Court of Appeal Did Not Impose Sanctions, Apparently Finding Further Appeal Fees/Costs Might Punish Enough.

Zeppenfeld v. Reilley, Case No. A138668 (1st Dist., Div. 4 June 30, 2014) (unpublished) again reinforces a lesson we have stressed many a time—appeal an entry of an order denying a fee motion, even if a later judgment confirms that fact, especially if the judgment is but confirmatory of what happened earlier. The failure to appeal the prior fee denial order was dispositive from an appealability perspective. (Laraway v. Pasadena Unified School Dist., 98 Cal.App.4th 579, 582 (2002).)

The other side said, wait, this was a frivolous appeal for which sanctions are required.

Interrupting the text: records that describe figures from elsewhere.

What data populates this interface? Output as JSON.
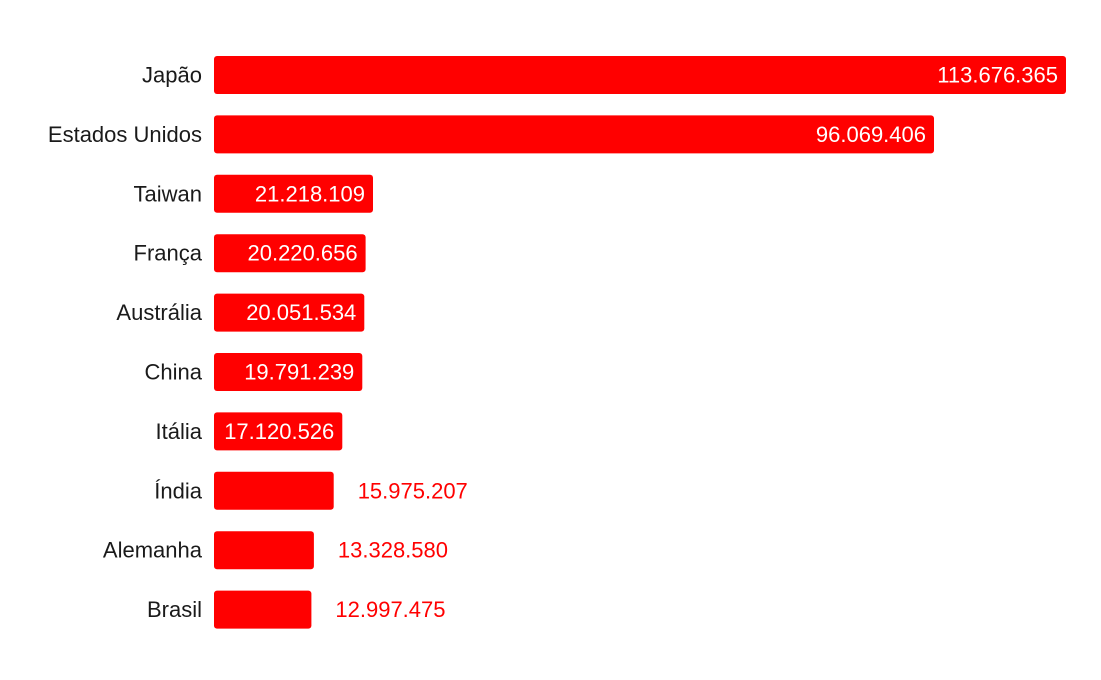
{
  "chart_data": {
    "type": "bar",
    "orientation": "horizontal",
    "categories": [
      "Japão",
      "Estados Unidos",
      "Taiwan",
      "França",
      "Austrália",
      "China",
      "Itália",
      "Índia",
      "Alemanha",
      "Brasil"
    ],
    "values": [
      113676365,
      96069406,
      21218109,
      20220656,
      20051534,
      19791239,
      17120526,
      15975207,
      13328580,
      12997475
    ],
    "value_labels": [
      "113.676.365",
      "96.069.406",
      "21.218.109",
      "20.220.656",
      "20.051.534",
      "19.791.239",
      "17.120.526",
      "15.975.207",
      "13.328.580",
      "12.997.475"
    ],
    "title": "",
    "xlabel": "",
    "ylabel": "",
    "grid": false,
    "legend": "none",
    "bar_color": "#ff0000",
    "inside_label_color": "#ffffff",
    "outside_label_color": "#ff0000",
    "category_label_color": "#1a1a1a"
  }
}
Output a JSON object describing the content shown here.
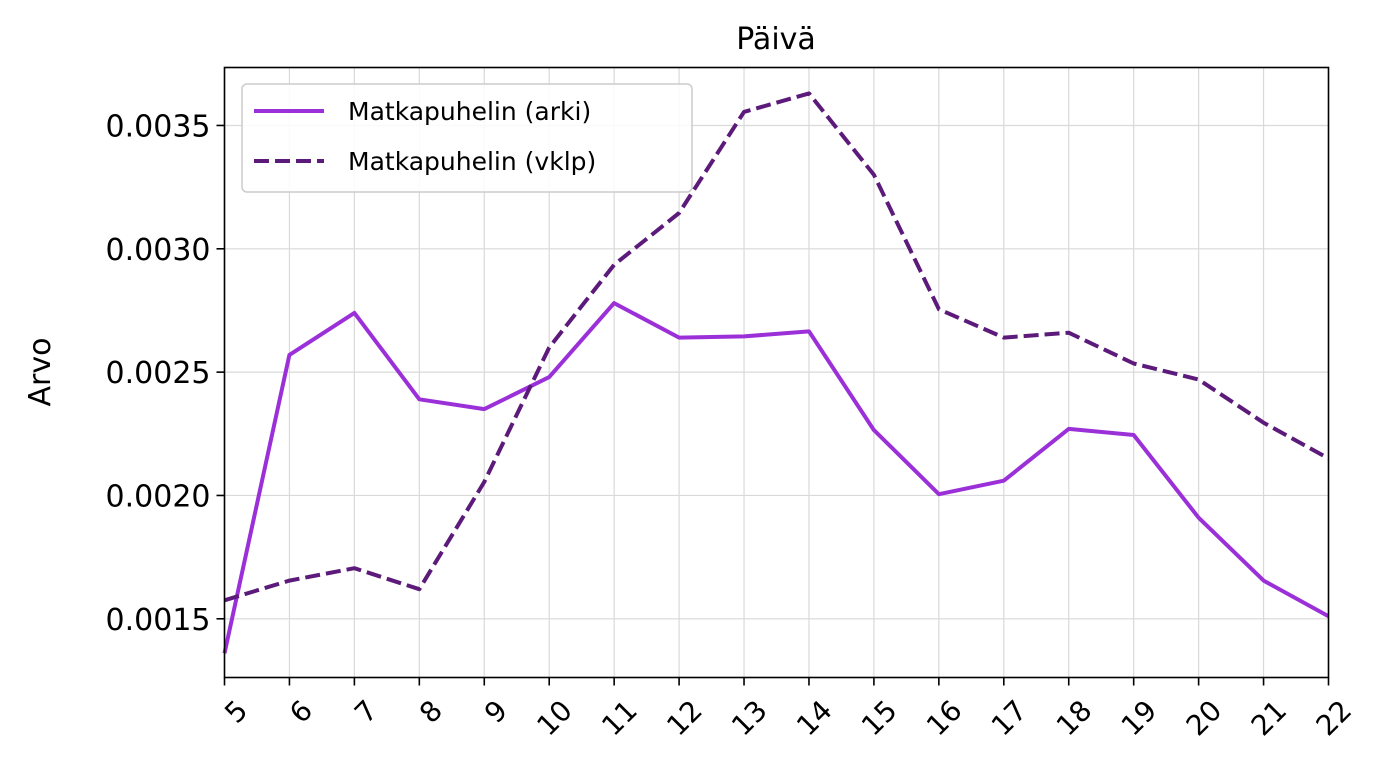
{
  "chart_data": {
    "type": "line",
    "title": "Päivä",
    "xlabel": "",
    "ylabel": "Arvo",
    "x": [
      5,
      6,
      7,
      8,
      9,
      10,
      11,
      12,
      13,
      14,
      15,
      16,
      17,
      18,
      19,
      20,
      21,
      22
    ],
    "x_tick_labels": [
      "5",
      "6",
      "7",
      "8",
      "9",
      "10",
      "11",
      "12",
      "13",
      "14",
      "15",
      "16",
      "17",
      "18",
      "19",
      "20",
      "21",
      "22"
    ],
    "xlim": [
      5,
      22
    ],
    "ylim": [
      0.001262,
      0.003735
    ],
    "y_ticks": [
      0.0015,
      0.002,
      0.0025,
      0.003,
      0.0035
    ],
    "y_tick_labels": [
      "0.0015",
      "0.0020",
      "0.0025",
      "0.0030",
      "0.0035"
    ],
    "grid": true,
    "legend_position": "top-left",
    "series": [
      {
        "name": "Matkapuhelin (arki)",
        "color": "#9b30d9",
        "style": "solid",
        "values": [
          0.00136,
          0.00257,
          0.00274,
          0.00239,
          0.00235,
          0.00248,
          0.00278,
          0.00264,
          0.002645,
          0.002665,
          0.002265,
          0.002005,
          0.00206,
          0.00227,
          0.002245,
          0.00191,
          0.001655,
          0.00151
        ]
      },
      {
        "name": "Matkapuhelin (vklp)",
        "color": "#5c1a7a",
        "style": "dashed",
        "values": [
          0.001575,
          0.001655,
          0.001705,
          0.00162,
          0.002055,
          0.0026,
          0.002935,
          0.003145,
          0.003555,
          0.00363,
          0.0033,
          0.002755,
          0.00264,
          0.00266,
          0.002535,
          0.00247,
          0.002295,
          0.00215
        ]
      }
    ]
  }
}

However, in an interesting trend we are seeing in some opinions, the reviewing court did not disagree about the frivolity of the appeal, but seemed to suggest that the aggrieved litigant could be made whole by seeking further legal fees for successfully prevailing on appeal based on a contractual fees clause. So, said the appellate court, go back to the trial court to see what fees you got on appeal, keeping in mind we remanded rather than independently sanctioned on appeal. We shall see if this remedy catches on among other appellate courts—and whether lower courts get the “hint” from the reviewing court in fee remanding proceedings where appellate sanctions could have been awarded.